Im ersten Buch haben wir mehr oder weniger Menschheit beim Reboot erlebt. Jetzt sind seit dem Neustart einige Jahre vergangen und es zeigt sich eine unerwartete Neuentwicklung. Das Buch wird zwei Perspektiven erzählt und da wir sofort in die Handlung einsteigen ist es kein Spoiler zu verraten, dass eine Sicht auf die Welt von einem Zombie geschildert wird.
Zombies mit Hirn
Kim Paffenroth fühlt sich definitiv wohl, wenn er philosophieren und Probleme wälzen kann. Das Buch beschäftigte sich viel mit den Problemen des Menschseins und schildert unsere Gegenwart aus einer Perspektive, die für jemanden der in einer ganz anderen Art von Welt aufgewachsen ist, mehr Kuriosum als sonst Etwas darstellt – und das witzige daran: Man sieht die eigene Welt durch diese Augen und findet sie im Grunde ihres Seins total absurd und lächerlich.
Auch die Dinge aus der Sicht der Zombies zu schildern, hat, wenn es wie in diesem Fall sehr gut durchdacht ist, einen ganz eigenen Reiz: Paffenroth hat es damit vollkommen überzeugend geschafft, eine Szenerie wie aus einem Science Fiction Film zu gestalten, in dem Menschen einer Alienrasse begegnen, die ihnen trotz vager Vertrautheit ziemlich unverständlich erscheint. Funktioniert hervorragend und ist zwischendurch ziemlich spannend.
Hirnlose Menschen
Die Evolution der Zombies weckt Sympathien für die Untoten, und nicht alle Neuentwicklungen in Sachen menschlicher Zivilisation sind angenehm oder gar vernünftig. Wie immer scheitert die Menschlichkeit an den Menschen und das ist, wenn auch keine neue Beobachtung, wieder einmal wirkungsvoll und nur zu glaubwürdig vorgeführt. Allerdings geht die Sache über das Konzept der s/w Malerei hinaus – Paffenroth ist darum bemüht, Vielschichtigkeit darzustellen. Das scheint mir sehr gelungen zu sein.

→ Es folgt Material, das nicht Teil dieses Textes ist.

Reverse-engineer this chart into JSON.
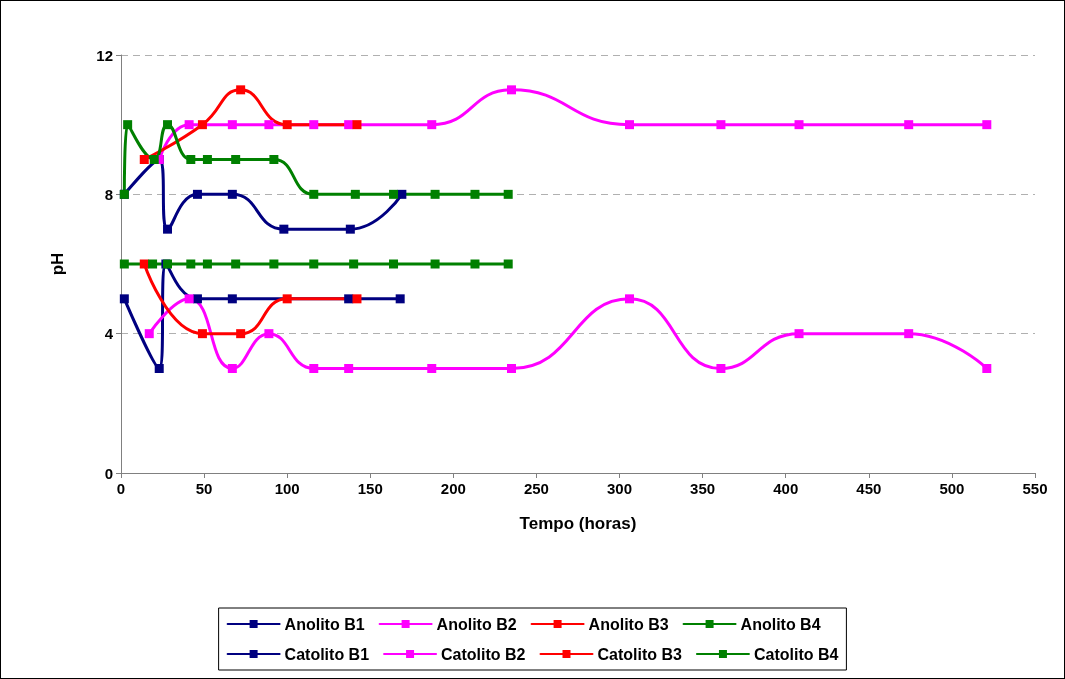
{
  "chart_data": {
    "type": "line",
    "xlabel": "Tempo (horas)",
    "ylabel": "pH",
    "xlim": [
      0,
      550
    ],
    "xticks": [
      0,
      50,
      100,
      150,
      200,
      250,
      300,
      350,
      400,
      450,
      500,
      550
    ],
    "ylim": [
      0,
      12
    ],
    "yticks": [
      0,
      4,
      8,
      12
    ],
    "grid": "y",
    "legend": "bottom",
    "marker": "square",
    "line_style": "solid",
    "series": [
      {
        "name": "Anolito B1",
        "color": "#000080",
        "x": [
          2,
          23,
          27,
          46,
          67,
          137,
          168
        ],
        "values": [
          5,
          3,
          6,
          5,
          5,
          5,
          5
        ]
      },
      {
        "name": "Anolito B2",
        "color": "#ff00ff",
        "x": [
          17,
          41,
          67,
          89,
          116,
          137,
          187,
          235,
          306,
          361,
          408,
          474,
          521
        ],
        "values": [
          4,
          5,
          3,
          4,
          3,
          3,
          3,
          3,
          5,
          3,
          4,
          4,
          3
        ]
      },
      {
        "name": "Anolito B3",
        "color": "#ff0000",
        "x": [
          14,
          49,
          72,
          100,
          142
        ],
        "values": [
          6,
          4,
          4,
          5,
          5
        ]
      },
      {
        "name": "Anolito B4",
        "color": "#008000",
        "x": [
          2,
          19,
          28,
          42,
          52,
          69,
          92,
          116,
          140,
          164,
          189,
          213,
          233
        ],
        "values": [
          6,
          6,
          6,
          6,
          6,
          6,
          6,
          6,
          6,
          6,
          6,
          6,
          6
        ]
      },
      {
        "name": "Catolito B1",
        "color": "#000080",
        "x": [
          2,
          23,
          28,
          46,
          67,
          98,
          138,
          169
        ],
        "values": [
          8,
          9,
          7,
          8,
          8,
          7,
          7,
          8
        ]
      },
      {
        "name": "Catolito B2",
        "color": "#ff00ff",
        "x": [
          23,
          41,
          67,
          89,
          116,
          137,
          187,
          235,
          306,
          361,
          408,
          474,
          521
        ],
        "values": [
          9,
          10,
          10,
          10,
          10,
          10,
          10,
          11,
          10,
          10,
          10,
          10,
          10
        ]
      },
      {
        "name": "Catolito B3",
        "color": "#ff0000",
        "x": [
          14,
          49,
          72,
          100,
          142
        ],
        "values": [
          9,
          10,
          11,
          10,
          10
        ]
      },
      {
        "name": "Catolito B4",
        "color": "#008000",
        "x": [
          2,
          4,
          20,
          28,
          42,
          52,
          69,
          92,
          116,
          141,
          164,
          189,
          213,
          233
        ],
        "values": [
          8,
          10,
          9,
          10,
          9,
          9,
          9,
          9,
          8,
          8,
          8,
          8,
          8,
          8
        ]
      }
    ]
  }
}
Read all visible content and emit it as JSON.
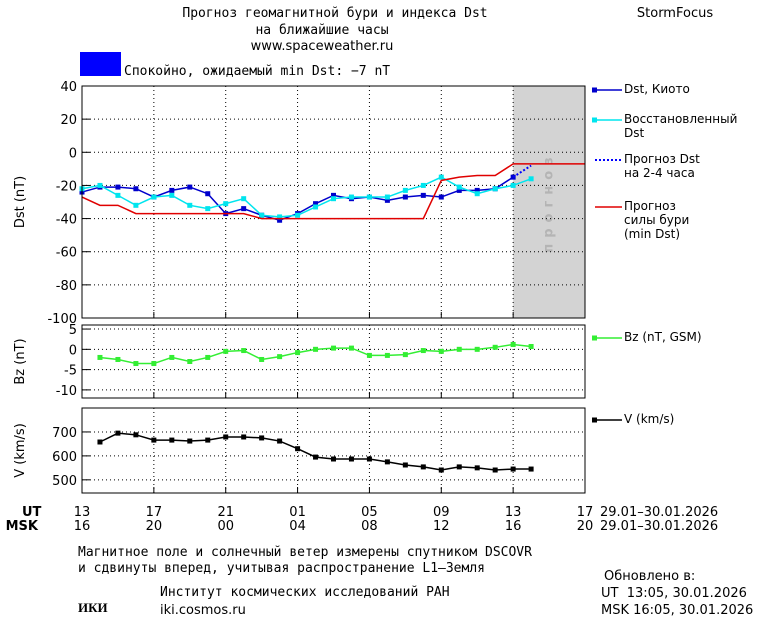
{
  "header": {
    "title": "Прогноз геомагнитной бури и индекса Dst",
    "subtitle": "на ближайшие часы",
    "url": "www.spaceweather.ru",
    "brand": "StormFocus"
  },
  "status": {
    "text": "Спокойно, ожидаемый min Dst: −7 nT",
    "color": "#0000ff"
  },
  "chart_data": [
    {
      "type": "line",
      "ylabel": "Dst (nT)",
      "ylim": [
        -100,
        40
      ],
      "yticks": [
        40,
        20,
        0,
        -20,
        -40,
        -60,
        -80,
        -100
      ],
      "grid": true,
      "forecast_region": {
        "x": [
          24,
          28
        ],
        "label": "прогноз",
        "color": "#d3d3d3"
      },
      "series": [
        {
          "name": "Dst, Киото",
          "color": "#0000cc",
          "marker": true,
          "style": "solid",
          "x": [
            0,
            1,
            2,
            3,
            4,
            5,
            6,
            7,
            8,
            9,
            10,
            11,
            12,
            13,
            14,
            15,
            16,
            17,
            18,
            19,
            20,
            21,
            22,
            23,
            24
          ],
          "values": [
            -24,
            -21,
            -21,
            -22,
            -27,
            -23,
            -21,
            -25,
            -37,
            -34,
            -38,
            -41,
            -37,
            -31,
            -26,
            -28,
            -27,
            -29,
            -27,
            -26,
            -27,
            -23,
            -23,
            -22,
            -15
          ]
        },
        {
          "name": "Восстановленный\nDst",
          "color": "#00e5ee",
          "marker": true,
          "style": "solid",
          "x": [
            0,
            1,
            2,
            3,
            4,
            5,
            6,
            7,
            8,
            9,
            10,
            11,
            12,
            13,
            14,
            15,
            16,
            17,
            18,
            19,
            20,
            21,
            22,
            23,
            24,
            25
          ],
          "values": [
            -22,
            -20,
            -26,
            -32,
            -27,
            -26,
            -32,
            -34,
            -31,
            -28,
            -38,
            -39,
            -38,
            -33,
            -28,
            -27,
            -27,
            -27,
            -23,
            -20,
            -15,
            -21,
            -25,
            -22,
            -20,
            -16
          ]
        },
        {
          "name": "Прогноз Dst\nна 2-4 часа",
          "color": "#0000ff",
          "marker": false,
          "style": "dotted",
          "x": [
            24,
            25
          ],
          "values": [
            -15,
            -8
          ]
        },
        {
          "name": "Прогноз\nсилы бури\n(min Dst)",
          "color": "#e00000",
          "marker": false,
          "style": "solid",
          "x": [
            0,
            1,
            2,
            3,
            4,
            5,
            6,
            7,
            8,
            9,
            10,
            11,
            12,
            13,
            14,
            15,
            16,
            17,
            18,
            19,
            20,
            21,
            22,
            23,
            24,
            25,
            26,
            27,
            28
          ],
          "values": [
            -27,
            -32,
            -32,
            -37,
            -37,
            -37,
            -37,
            -37,
            -37,
            -37,
            -40,
            -40,
            -40,
            -40,
            -40,
            -40,
            -40,
            -40,
            -40,
            -40,
            -17,
            -15,
            -14,
            -14,
            -7,
            -7,
            -7,
            -7,
            -7
          ]
        }
      ]
    },
    {
      "type": "line",
      "ylabel": "Bz (nT)",
      "ylim": [
        -12,
        6
      ],
      "yticks": [
        5,
        0,
        -5,
        -10
      ],
      "grid": true,
      "series": [
        {
          "name": "Bz (nT, GSM)",
          "color": "#33ee33",
          "marker": true,
          "style": "solid",
          "x": [
            1,
            2,
            3,
            4,
            5,
            6,
            7,
            8,
            9,
            10,
            11,
            12,
            13,
            14,
            15,
            16,
            17,
            18,
            19,
            20,
            21,
            22,
            23,
            24,
            25
          ],
          "values": [
            -2,
            -2.5,
            -3.5,
            -3.5,
            -2,
            -3,
            -2,
            -0.5,
            -0.3,
            -2.5,
            -1.8,
            -0.8,
            0,
            0.3,
            0.3,
            -1.5,
            -1.5,
            -1.3,
            -0.3,
            -0.5,
            0,
            0,
            0.5,
            1.2,
            0.7
          ]
        }
      ]
    },
    {
      "type": "line",
      "ylabel": "V (km/s)",
      "ylim": [
        445,
        800
      ],
      "yticks": [
        700,
        600,
        500
      ],
      "grid": true,
      "xlim": [
        0,
        28
      ],
      "xticks": [
        {
          "value": 0,
          "label": "13"
        },
        {
          "value": 4,
          "label": "17"
        },
        {
          "value": 8,
          "label": "21"
        },
        {
          "value": 12,
          "label": "01"
        },
        {
          "value": 16,
          "label": "05"
        },
        {
          "value": 20,
          "label": "09"
        },
        {
          "value": 24,
          "label": "13"
        },
        {
          "value": 28,
          "label": "17"
        }
      ],
      "xticks_msk": [
        {
          "value": 0,
          "label": "16"
        },
        {
          "value": 4,
          "label": "20"
        },
        {
          "value": 8,
          "label": "00"
        },
        {
          "value": 12,
          "label": "04"
        },
        {
          "value": 16,
          "label": "08"
        },
        {
          "value": 20,
          "label": "12"
        },
        {
          "value": 24,
          "label": "16"
        },
        {
          "value": 28,
          "label": "20"
        }
      ],
      "x_rows": [
        "UT",
        "MSK"
      ],
      "date_range": "29.01–30.01.2026",
      "series": [
        {
          "name": "V (km/s)",
          "color": "#000000",
          "marker": true,
          "style": "solid",
          "x": [
            1,
            2,
            3,
            4,
            5,
            6,
            7,
            8,
            9,
            10,
            11,
            12,
            13,
            14,
            15,
            16,
            17,
            18,
            19,
            20,
            21,
            22,
            23,
            24,
            25
          ],
          "values": [
            658,
            695,
            688,
            666,
            666,
            662,
            666,
            679,
            679,
            675,
            662,
            630,
            595,
            587,
            587,
            587,
            575,
            562,
            554,
            541,
            554,
            550,
            541,
            545,
            545
          ]
        }
      ]
    }
  ],
  "footer": {
    "note": [
      "Магнитное поле и солнечный ветер измерены спутником DSCOVR",
      "и сдвинуты вперед, учитывая распространение L1–Земля"
    ],
    "logo": "ИКИ",
    "institute": "Институт космических исследований РАН",
    "site": "iki.cosmos.ru",
    "updated": "Обновлено в:",
    "updated_ut": "UT  13:05, 30.01.2026",
    "updated_msk": "MSK 16:05, 30.01.2026"
  }
}
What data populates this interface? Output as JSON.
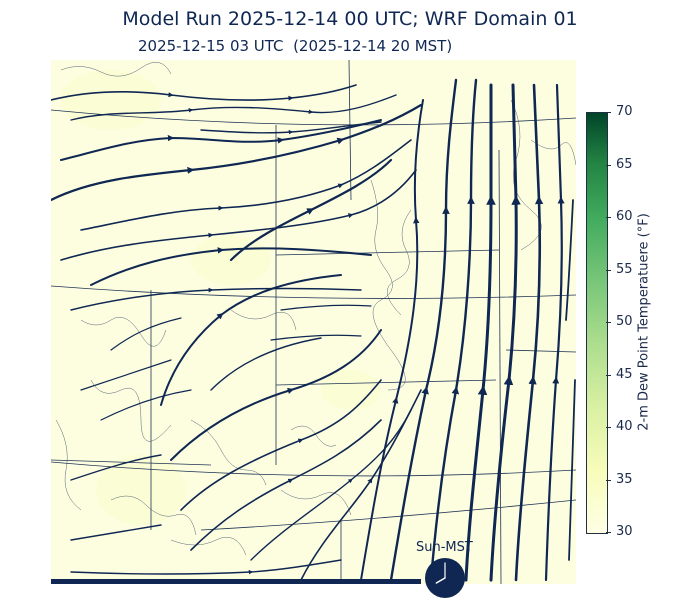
{
  "header": {
    "title": "Model Run 2025-12-14 00 UTC; WRF Domain 01",
    "subtitle": "2025-12-15 03 UTC  (2025-12-14 20 MST)"
  },
  "colorbar": {
    "label": "2-m Dew Point Temperatuere (°F)",
    "ticks": [
      "30",
      "35",
      "40",
      "45",
      "50",
      "55",
      "60",
      "65",
      "70"
    ],
    "min": 30,
    "max": 70,
    "colors": [
      "#ffffe5",
      "#f7fcb9",
      "#d9f0a3",
      "#addd8e",
      "#78c679",
      "#41ab5d",
      "#238443",
      "#004529"
    ]
  },
  "map": {
    "field": "2-m Dew Point Temperature",
    "overlay": "wind streamlines",
    "streamline_color": "#0f2752",
    "field_color": "#fdfee0"
  },
  "clock": {
    "label": "Sun-MST",
    "local_time": "20:00"
  }
}
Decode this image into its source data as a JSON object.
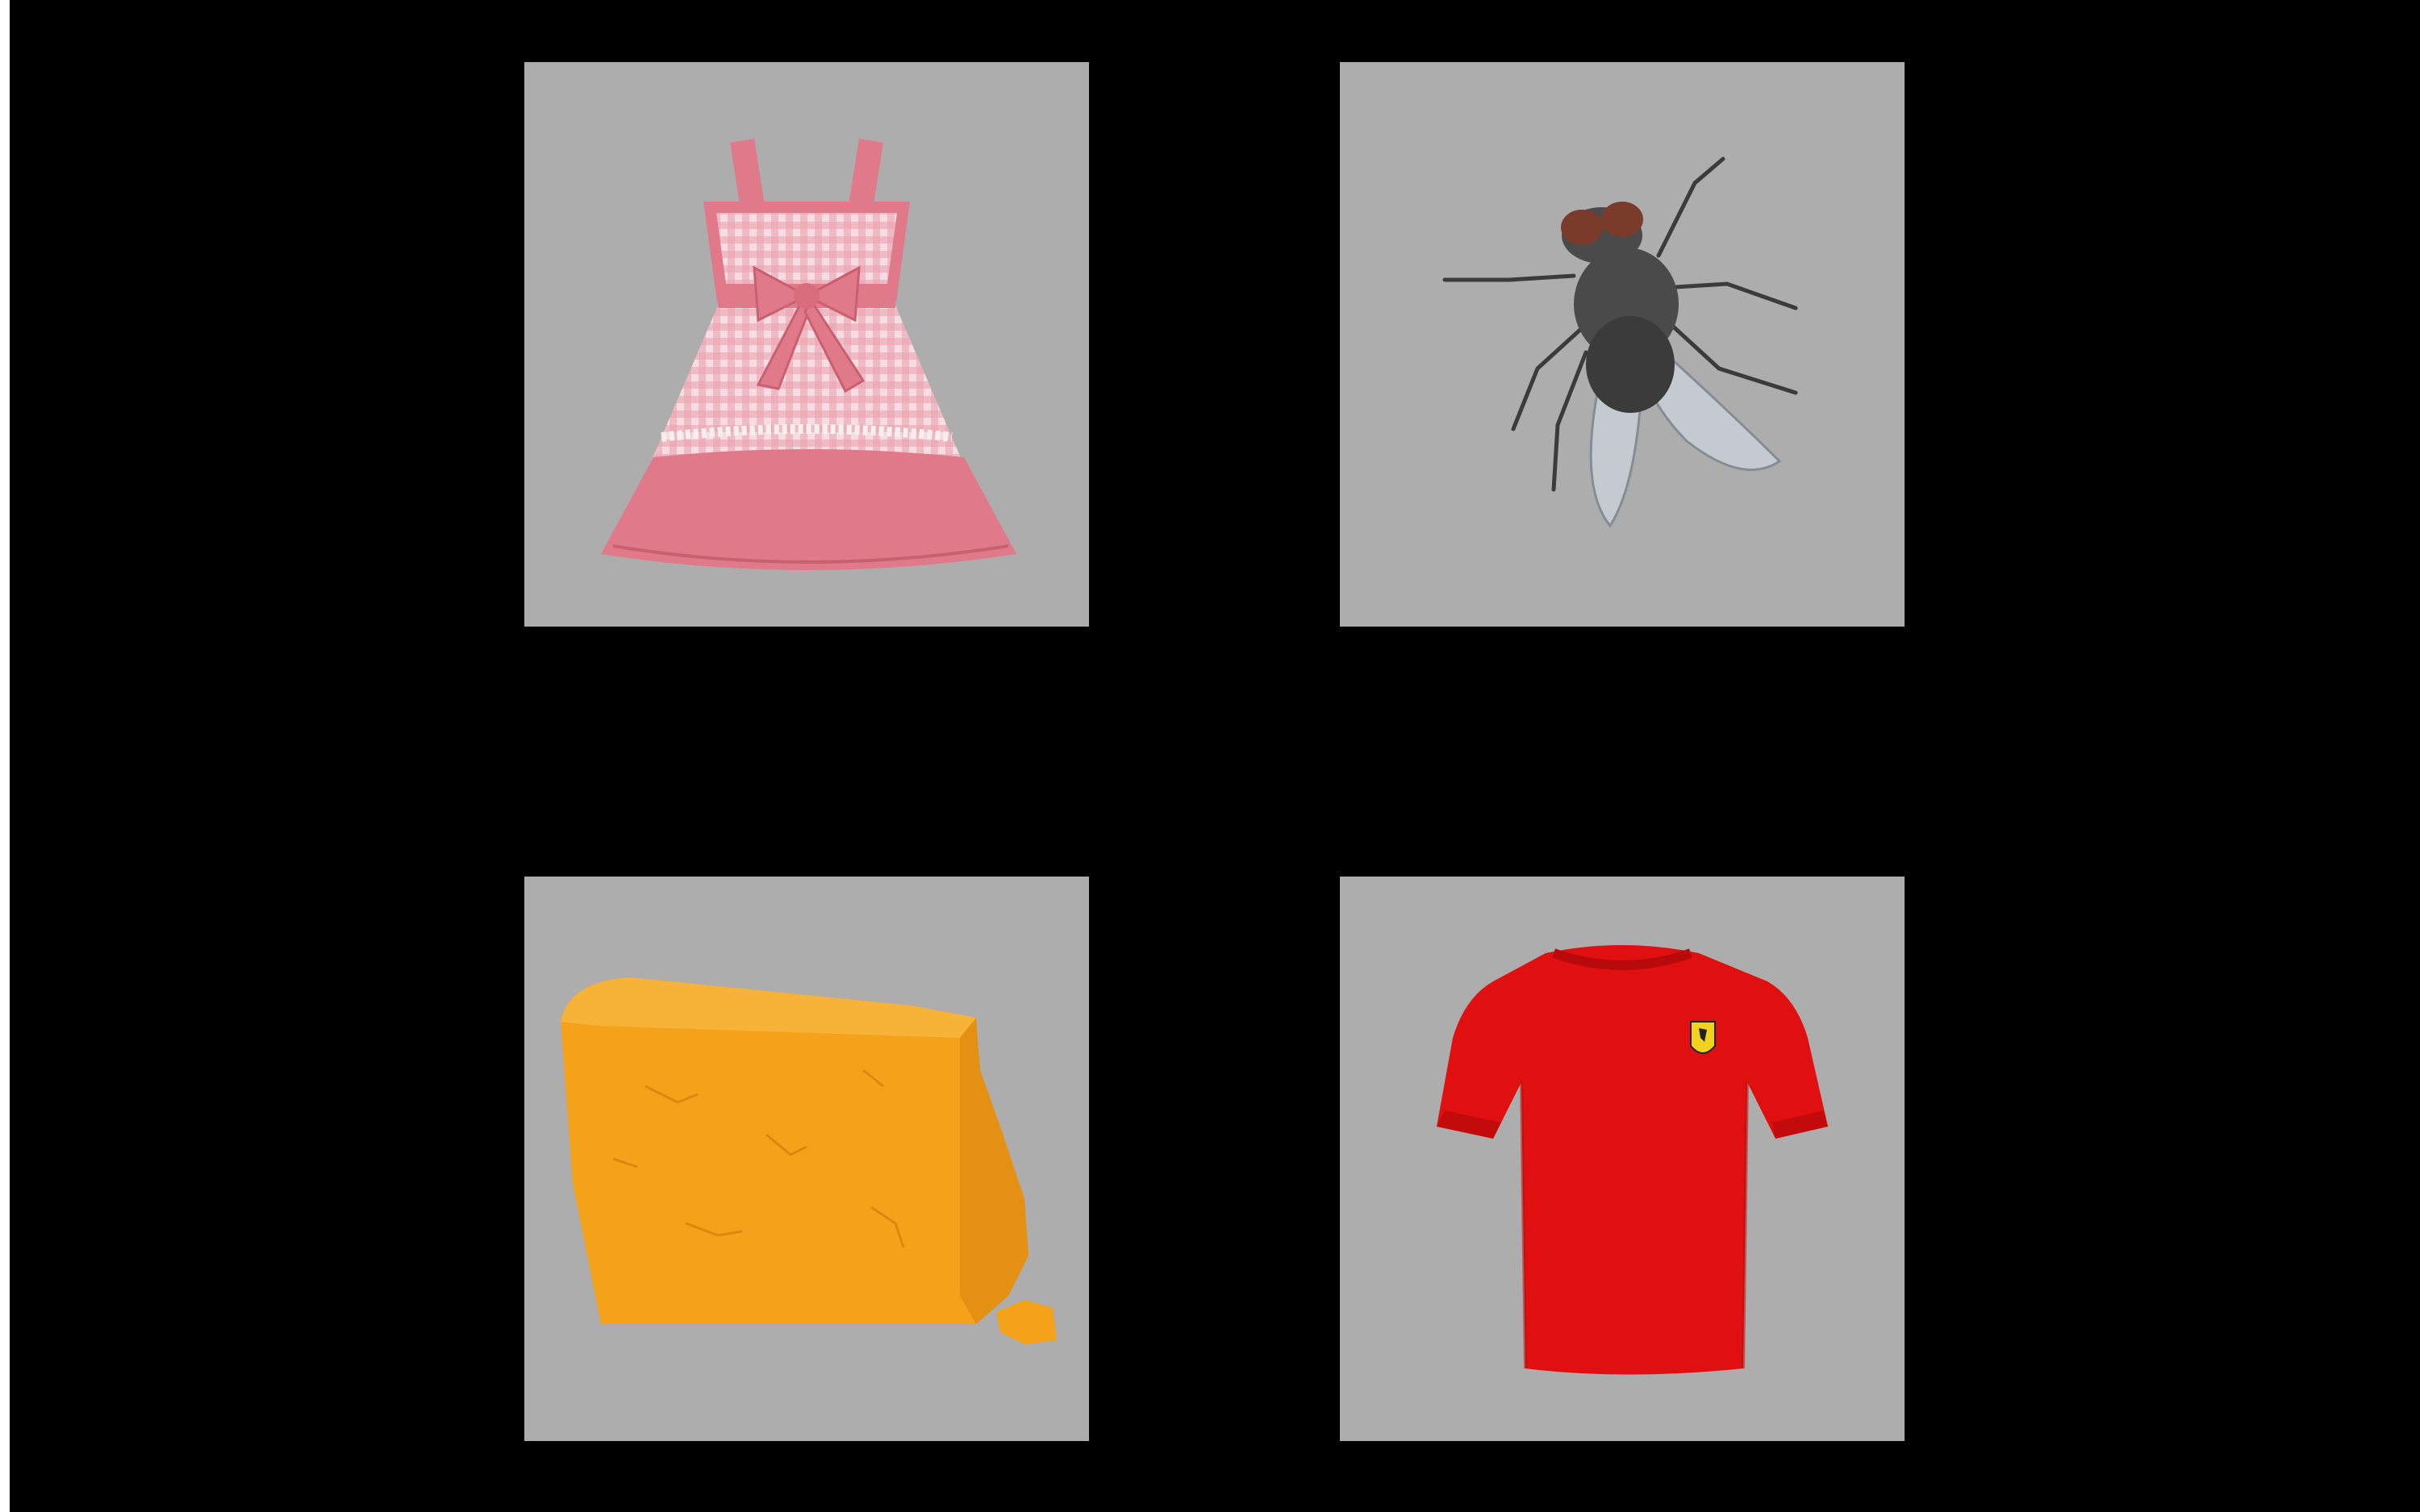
{
  "colors": {
    "background": "#000000",
    "tile_background": "#adadad",
    "dress_pink": "#e07a8a",
    "dress_light": "#f4c7cf",
    "fly_body": "#3b3b3b",
    "fly_wing": "#c9d0d6",
    "fly_eye": "#7a3b2a",
    "cheese_orange": "#f5a21b",
    "cheese_dark": "#e08c10",
    "shirt_red": "#e01010",
    "shirt_dark": "#b80a0a",
    "badge_yellow": "#f2d21c"
  },
  "tiles": [
    {
      "id": "dress",
      "icon": "dress-image"
    },
    {
      "id": "fly",
      "icon": "fly-image"
    },
    {
      "id": "cheese",
      "icon": "cheese-image"
    },
    {
      "id": "shirt",
      "icon": "tshirt-image"
    }
  ]
}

Die Traurigkeit der Zombies ist eine jener Fortsetzungen, die den ersten Roman übertreffen. Der war, mit ein paar winzigen (sehr subjektiven) Abstrichen, ein schönes Stück Zombieliteratur. Die ganz andere Erzählweise dieses Buches und die hochinteressante Entwicklung der Untoten machen den zweiten Band zu einer kleinen Perle.
Buch mit Hirnschmalz
Es macht in meinen Augen keinen Sinn, dieses Buch ohne Vorgänger zu lesen. Dazu beruft sich der Roman zu sehr auf Geschehnisse und persönliche Verhältnisse. Die spielen im Endeffekt zwar nur eine untergeordnete Rolle, aber einige Figuren sind ohne das vorherige Buch kaum verständlich, auch die Gesellschaft mit ihrer ganz eigenen Ethik macht mehr Sinn, wenn man weiß, woher die Personen kommen.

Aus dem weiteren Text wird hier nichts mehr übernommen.